Irene Neto acusa as autoridades de alimentarem "um circo mediático" contra a sua família e diz que o marido é vítima de um julgamento "criado artificialmente e alimentado por setores bem identificados".

A mulher de Carlos São Vicente afirma que o marido sempre geriu as suas empresas no setor financeiro, do turismo e no imobiliário "no respeito pelas normas em vigor em Angola e no mercado internacional" e sublinha que até ao momento não foi acusado de nada.

"Porém, as autoridades, que têm o dever de proteger o segredo de justiça, alimentam um circo mediático que representa o julgamento e condenação de Carlos de São Vicente, na praça pública", critica.

"A prisão preventiva do cidadão Carlos de São Vicente é, de facto, o cumprimento de uma pena sentenciada no tribunal populista, presidido por agentes do Ministério Público", continua a filha do antigo presidente, afirmando que não se divorciou do empresário.

"Estamos mais unidos do que nunca e sofremos ambos os mesmos desgostos. Nunca imaginámos que um empresário pudesse ser preso, apenas por ter sucesso nas suas atividades empresariais", escreve Irene Neto no comunicado.

Considera ainda que Carlos São Vicente está preso injustamente.

"Ele não pode praticar a alegada atividade delituosa, porque já lhe confiscaram todos os bens, até a casa de família. Não pode fugir, porque tem o passaporte caducado. Estar em liberdade ou, pelo absurdo, em prisão domiciliar, não causa qualquer alarme social. Portanto, libertem-no imediatamente", apela, responsabilizando os titulares dos órgãos de soberania por tudo o que acontecer ao marido na prisão.

A médica e ex-deputada do MPLA lamenta não ter recebido "nem uma palavra" de apoio e solidariedade dos seus camaradas, "tirando honrosas exceções" e considera que "este silêncio não dignifica o maior partido histórico de Angola".

O caso

Carlos São Vicente está detido desde dia 21 de setembro por suspeitas da prática dos crimes de peculato, corrupção, branqueamento de capitais e tráfico de influência, bem como recebimento de vantagem indevida e participação económica em negócio.

Em causa está uma investigação que envolve uma conta bancária de Carlos São Vicente congelada na Suíça, por suspeitas de lavagem de dinheiro com cerca de 900 milhões de dólares, o equivalente a 752 milhões de euros, segundo divulgou um blogue suíço que acompanha questões judiciais naquele país.

As autoridades judiciais angolanas ordenaram já a apreensão de vários edifícios do grupo AAA, pertencente ao empresário, que está a ser investigado na Suíça por peculato e branqueamento de capitais.

Entre estes estavam os edifícios AAA, dos hotéis IU e IKA, localizados em todo o território nacional e o edifício IRCA, na Rua Amílcar Cabral, em Luanda.
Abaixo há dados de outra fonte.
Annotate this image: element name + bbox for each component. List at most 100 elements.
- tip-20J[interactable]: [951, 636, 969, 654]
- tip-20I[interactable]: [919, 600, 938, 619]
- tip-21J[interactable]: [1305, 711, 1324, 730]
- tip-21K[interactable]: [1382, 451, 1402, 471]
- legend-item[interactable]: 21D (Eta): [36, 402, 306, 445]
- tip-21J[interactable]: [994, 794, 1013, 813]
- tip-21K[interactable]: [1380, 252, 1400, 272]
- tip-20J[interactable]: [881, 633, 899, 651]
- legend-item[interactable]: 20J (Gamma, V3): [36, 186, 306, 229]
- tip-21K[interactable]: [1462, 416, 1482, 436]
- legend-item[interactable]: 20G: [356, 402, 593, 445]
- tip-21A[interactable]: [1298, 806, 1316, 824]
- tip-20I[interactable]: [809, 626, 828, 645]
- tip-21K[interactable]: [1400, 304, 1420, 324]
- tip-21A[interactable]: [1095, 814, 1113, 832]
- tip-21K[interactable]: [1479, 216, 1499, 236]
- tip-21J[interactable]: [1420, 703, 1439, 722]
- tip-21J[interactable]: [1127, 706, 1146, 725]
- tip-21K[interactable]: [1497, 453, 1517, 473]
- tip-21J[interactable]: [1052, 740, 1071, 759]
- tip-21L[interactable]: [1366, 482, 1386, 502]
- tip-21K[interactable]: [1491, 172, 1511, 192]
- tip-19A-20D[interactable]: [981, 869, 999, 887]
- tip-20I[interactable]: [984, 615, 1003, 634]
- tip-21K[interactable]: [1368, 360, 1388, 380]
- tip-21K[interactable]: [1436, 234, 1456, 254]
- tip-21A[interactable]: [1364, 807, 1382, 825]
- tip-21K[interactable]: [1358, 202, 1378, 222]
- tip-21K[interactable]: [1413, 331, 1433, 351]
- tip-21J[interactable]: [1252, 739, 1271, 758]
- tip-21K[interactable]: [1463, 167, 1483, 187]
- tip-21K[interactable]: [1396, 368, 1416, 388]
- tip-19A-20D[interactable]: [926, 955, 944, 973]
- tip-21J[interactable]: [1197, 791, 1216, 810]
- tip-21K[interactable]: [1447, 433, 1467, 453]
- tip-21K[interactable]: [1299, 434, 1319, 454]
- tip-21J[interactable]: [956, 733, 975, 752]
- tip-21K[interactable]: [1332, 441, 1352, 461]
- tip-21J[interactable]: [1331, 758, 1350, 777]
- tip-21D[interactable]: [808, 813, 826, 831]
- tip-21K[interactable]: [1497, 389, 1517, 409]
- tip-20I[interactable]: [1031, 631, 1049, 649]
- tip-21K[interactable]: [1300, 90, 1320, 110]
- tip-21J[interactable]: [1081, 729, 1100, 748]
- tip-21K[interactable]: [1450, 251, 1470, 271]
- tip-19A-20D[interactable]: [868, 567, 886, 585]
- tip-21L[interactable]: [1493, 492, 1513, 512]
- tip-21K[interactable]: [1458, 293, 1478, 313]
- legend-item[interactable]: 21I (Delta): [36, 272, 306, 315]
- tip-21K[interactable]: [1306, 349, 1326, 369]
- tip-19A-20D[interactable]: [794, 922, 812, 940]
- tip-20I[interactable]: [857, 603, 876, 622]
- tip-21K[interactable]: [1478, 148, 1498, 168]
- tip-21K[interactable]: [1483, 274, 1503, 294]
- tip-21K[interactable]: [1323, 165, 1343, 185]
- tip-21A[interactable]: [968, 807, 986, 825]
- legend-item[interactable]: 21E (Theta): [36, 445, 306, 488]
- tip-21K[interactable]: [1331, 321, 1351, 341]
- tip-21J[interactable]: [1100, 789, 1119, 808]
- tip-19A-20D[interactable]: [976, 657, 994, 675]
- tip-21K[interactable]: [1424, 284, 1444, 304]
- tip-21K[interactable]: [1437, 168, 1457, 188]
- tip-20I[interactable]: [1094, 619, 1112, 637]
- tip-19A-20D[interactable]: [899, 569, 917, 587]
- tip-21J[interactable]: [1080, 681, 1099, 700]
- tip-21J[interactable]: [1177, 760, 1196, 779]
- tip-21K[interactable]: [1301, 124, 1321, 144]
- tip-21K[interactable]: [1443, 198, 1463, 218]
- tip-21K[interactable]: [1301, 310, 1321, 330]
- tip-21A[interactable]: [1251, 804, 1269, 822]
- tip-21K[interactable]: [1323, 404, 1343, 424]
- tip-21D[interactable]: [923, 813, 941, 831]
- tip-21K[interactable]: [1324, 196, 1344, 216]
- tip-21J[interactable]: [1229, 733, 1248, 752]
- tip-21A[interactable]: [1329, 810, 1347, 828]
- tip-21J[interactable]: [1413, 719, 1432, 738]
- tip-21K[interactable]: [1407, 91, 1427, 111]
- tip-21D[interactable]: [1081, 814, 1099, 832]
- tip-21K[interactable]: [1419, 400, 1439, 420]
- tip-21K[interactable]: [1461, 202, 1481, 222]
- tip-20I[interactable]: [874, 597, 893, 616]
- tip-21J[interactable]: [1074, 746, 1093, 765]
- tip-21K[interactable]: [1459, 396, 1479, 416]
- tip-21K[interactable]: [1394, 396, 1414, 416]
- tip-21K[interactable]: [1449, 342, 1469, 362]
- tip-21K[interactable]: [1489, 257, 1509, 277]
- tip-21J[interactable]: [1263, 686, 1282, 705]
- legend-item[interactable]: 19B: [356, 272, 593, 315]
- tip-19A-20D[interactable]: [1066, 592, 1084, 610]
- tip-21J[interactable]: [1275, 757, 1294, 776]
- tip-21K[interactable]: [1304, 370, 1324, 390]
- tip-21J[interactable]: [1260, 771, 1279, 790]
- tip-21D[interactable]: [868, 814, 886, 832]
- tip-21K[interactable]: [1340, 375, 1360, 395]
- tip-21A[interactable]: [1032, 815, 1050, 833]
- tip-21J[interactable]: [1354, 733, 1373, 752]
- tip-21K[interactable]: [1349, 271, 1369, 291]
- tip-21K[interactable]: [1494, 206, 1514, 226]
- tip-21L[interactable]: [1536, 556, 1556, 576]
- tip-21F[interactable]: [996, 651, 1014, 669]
Mais recentemente foram apreendidos o Edifício Adli e Thyke Hotel (Tower) em Luanda, um imóvel adjacente ao terminal da transportadora rodoviária Macon, nas imediações do centro de sinistros do grupo AAA e os edifícios n.ºs 29, 30, 31, 32, 33 e 34 situados no condomínio Sodimo, na Praia do Bispo.

O Serviço Nacional de Recuperação de Ativos da PGR apreendeu igualmente a participação social minoritária de 49% da AAA Ativos no Standard Bank Angola, onde o empresário é administrador não-executivo, tendo o mesmo solicitado suspensão das funções enquanto durar o processo.

O AAA, liderado por Carlos São Vicente, é um dos maiores grupos empresariais angolanos, operando na área de seguros e da hotelaria. 

A seguradora AAA deteve, durante cerca de dez anos, o monopólio de seguros da atividade petrolífera.